Ses yeux bleus pétillent derrière la monture noire de ces lunettes quand elle parle de Navii (J’écoute du Miles Davis) ou Feu! Chatterton (Boeing) qu’elle a fait découvrir il y a peu à ses collègues de Radio-Canada, société d’État dont elle est employée depuis 30 ans. C’est aussi elle qui propulse Lisa Leblanc aux Francofolies de La Rochelle, en la recommandant à Valérie Lehoux, journaliste à France-Inter. D’ailleurs, en France, on la compare au regretté Jean-Louis Foulquier1. Les émissions comme La Voix ou Star Académie ? Elle affiche une moue dubitative. « J’ai quand même noté un effort dans le répertoire, et puis c’est le dernier show de variété à la télévision dans lequel il y a de la musique. »
La passion qui est née, quand elle avait 10 ans, alors qu’elle entend La complainte du phoque en Alaska (Beau Dommage), ne l’a jamais quittée. « Ma vie a changé en trois minutes! », affirme l’animatrice radio-canadienne. Depuis, elle n’écoute que des chansons « qui ont quelque chose à dire » .
Elle concède faire ses deux émissions de fin de semaine sur Ici Musique2, comme dans son salon, quand elle fait écouter les disques qu’elle aime à ses amis. Pourtant, elle n’a jamais voulu franchir le pas vers « le métier », même si elle a écrit une chanson avec Pierre Calvé, qui lui a rapporté 7,22$. « Je connais trop de bonnes chansons pour me permettre d’en écrire », argumente Monique.
Les médias français nous regardent de moins haut
Les bonnes chansons, on les trouve des deux côtés de l’Atlantique, selon l’animatrice. Elle concède que, si la chanson française a longtemps influencé le Québec, ce n’est plus le cas aujourd’hui. Elle souligne les collaborations entre Daniel Bélanger et Christophe, Pierre Lapointe et Calogéro, Ariane Moffatt et Amandine Bourgeois. « La collaboration Plamandon-Berger a été déterminante », explique Monique. Elle ajoute que le regard des médias français sur la chanson québécoise a changé. « On nous regarde de moins haut », avance l’animatrice. Elle en veut pour preuve le passage des Lisa Leblanc, Pierre Lapointe ou Fred Pellerin à l’émission de Laurent Ruquier On n’est pas couché. « C’était inimaginable il y a encore cinq ans », estime-t-elle.

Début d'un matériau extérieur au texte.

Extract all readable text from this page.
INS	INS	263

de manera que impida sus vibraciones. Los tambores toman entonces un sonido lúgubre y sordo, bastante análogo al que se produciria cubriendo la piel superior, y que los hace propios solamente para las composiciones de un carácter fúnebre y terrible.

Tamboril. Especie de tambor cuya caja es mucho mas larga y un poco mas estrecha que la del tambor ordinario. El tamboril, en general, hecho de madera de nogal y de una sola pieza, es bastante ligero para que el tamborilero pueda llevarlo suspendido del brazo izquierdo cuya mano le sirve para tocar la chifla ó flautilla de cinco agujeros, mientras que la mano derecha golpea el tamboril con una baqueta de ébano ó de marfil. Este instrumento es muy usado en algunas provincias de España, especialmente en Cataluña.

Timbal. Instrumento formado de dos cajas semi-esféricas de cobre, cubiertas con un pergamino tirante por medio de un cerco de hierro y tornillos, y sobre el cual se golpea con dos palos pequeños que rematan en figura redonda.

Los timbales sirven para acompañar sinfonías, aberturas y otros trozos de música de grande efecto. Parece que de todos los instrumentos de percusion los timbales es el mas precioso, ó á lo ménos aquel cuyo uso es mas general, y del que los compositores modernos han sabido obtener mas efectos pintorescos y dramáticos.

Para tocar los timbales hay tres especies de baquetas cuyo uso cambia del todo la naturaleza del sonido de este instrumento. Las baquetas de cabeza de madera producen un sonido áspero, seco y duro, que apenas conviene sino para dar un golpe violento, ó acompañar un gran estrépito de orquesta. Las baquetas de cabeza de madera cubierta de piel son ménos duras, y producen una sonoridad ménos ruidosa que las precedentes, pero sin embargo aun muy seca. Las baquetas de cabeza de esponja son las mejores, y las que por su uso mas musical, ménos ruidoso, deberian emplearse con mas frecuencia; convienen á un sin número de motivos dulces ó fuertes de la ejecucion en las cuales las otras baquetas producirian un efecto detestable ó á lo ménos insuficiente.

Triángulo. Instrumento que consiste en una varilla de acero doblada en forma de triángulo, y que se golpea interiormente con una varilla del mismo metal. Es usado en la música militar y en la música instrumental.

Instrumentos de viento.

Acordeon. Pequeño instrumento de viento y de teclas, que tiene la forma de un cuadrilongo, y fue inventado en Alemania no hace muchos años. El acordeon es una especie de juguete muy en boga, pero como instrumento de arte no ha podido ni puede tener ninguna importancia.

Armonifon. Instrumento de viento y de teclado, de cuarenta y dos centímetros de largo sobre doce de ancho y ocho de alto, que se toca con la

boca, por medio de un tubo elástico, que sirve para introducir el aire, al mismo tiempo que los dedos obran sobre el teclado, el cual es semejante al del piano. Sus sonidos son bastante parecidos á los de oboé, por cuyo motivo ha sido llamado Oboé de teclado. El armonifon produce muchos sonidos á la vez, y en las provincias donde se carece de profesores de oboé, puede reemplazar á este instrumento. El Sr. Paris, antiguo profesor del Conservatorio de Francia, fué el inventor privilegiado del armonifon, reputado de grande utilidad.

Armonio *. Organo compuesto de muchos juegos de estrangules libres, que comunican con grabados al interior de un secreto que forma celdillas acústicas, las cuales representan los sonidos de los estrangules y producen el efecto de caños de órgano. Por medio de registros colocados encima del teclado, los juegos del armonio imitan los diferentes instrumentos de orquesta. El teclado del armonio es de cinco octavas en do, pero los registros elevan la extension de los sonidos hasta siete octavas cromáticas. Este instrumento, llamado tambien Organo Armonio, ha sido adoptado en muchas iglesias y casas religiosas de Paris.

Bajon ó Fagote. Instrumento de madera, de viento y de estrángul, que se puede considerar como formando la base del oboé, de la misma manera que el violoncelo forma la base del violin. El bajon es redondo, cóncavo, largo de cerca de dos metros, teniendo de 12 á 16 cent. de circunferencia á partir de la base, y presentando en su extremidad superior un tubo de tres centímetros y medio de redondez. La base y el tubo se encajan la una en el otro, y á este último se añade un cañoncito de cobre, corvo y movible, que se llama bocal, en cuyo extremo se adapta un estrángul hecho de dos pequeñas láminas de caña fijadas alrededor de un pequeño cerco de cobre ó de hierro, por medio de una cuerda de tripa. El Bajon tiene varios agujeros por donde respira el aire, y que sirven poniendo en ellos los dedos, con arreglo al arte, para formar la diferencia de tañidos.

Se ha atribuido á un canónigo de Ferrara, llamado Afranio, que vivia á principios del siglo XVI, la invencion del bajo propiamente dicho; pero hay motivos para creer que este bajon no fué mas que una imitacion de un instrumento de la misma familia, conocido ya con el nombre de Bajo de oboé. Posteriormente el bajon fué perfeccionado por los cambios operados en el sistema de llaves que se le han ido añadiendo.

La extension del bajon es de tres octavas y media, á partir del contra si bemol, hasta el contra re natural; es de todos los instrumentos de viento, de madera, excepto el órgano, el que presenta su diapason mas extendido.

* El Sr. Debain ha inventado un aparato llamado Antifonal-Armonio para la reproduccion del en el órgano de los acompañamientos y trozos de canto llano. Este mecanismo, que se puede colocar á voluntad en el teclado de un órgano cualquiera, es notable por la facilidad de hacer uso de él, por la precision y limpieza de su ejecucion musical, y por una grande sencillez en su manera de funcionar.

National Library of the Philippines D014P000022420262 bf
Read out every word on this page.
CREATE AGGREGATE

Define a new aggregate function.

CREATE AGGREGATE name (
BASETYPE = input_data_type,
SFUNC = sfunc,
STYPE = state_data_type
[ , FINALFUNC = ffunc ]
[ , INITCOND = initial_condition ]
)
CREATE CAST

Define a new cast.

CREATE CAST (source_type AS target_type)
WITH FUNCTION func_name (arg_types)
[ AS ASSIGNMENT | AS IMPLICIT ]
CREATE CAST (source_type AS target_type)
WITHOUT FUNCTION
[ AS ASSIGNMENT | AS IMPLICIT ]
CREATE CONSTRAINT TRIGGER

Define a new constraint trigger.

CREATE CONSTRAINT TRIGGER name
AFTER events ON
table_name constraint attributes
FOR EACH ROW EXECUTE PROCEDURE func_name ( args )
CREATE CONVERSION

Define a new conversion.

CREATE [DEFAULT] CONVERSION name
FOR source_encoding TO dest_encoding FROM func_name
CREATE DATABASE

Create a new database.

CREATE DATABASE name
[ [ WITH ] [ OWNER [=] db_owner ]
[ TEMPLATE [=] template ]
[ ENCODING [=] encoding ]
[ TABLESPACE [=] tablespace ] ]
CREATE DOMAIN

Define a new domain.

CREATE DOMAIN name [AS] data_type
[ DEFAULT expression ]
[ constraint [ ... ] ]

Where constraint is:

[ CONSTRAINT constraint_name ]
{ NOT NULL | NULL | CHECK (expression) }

Au lendemain des attentats de Paris, je me sentais … française
Décorée par le Canada, le Québec et la France3, Monique Giroux est également sociétaire de l’Académie Charles-Cros depuis 2001. Amoureuse de la France et de Paris, « un musée à ciel ouvert », elle aime s’y retrouver, s’asseoir sur un banc et ne rien faire pendant 20 minutes. « Au Québec, je ne fais pas ça, je me sens encore une responsabilité de bâtir », considère Monique.
Elle raconte avoir failli acheter, au printemps dernier, une maison à Réveillon en Basse-Normandie, celle de son ancêtre Toussaint Giroux, parti en Nouvelle-France en 1653. Après les attentats du 13 novembre, elle a voulu prendre l’avion pour Paris dès le lendemain. « Je me sentais démunie, inutile, …française », lâche l’animatrice, avant d’avaler une gorgée de sa tisane, pour cacher son émotion.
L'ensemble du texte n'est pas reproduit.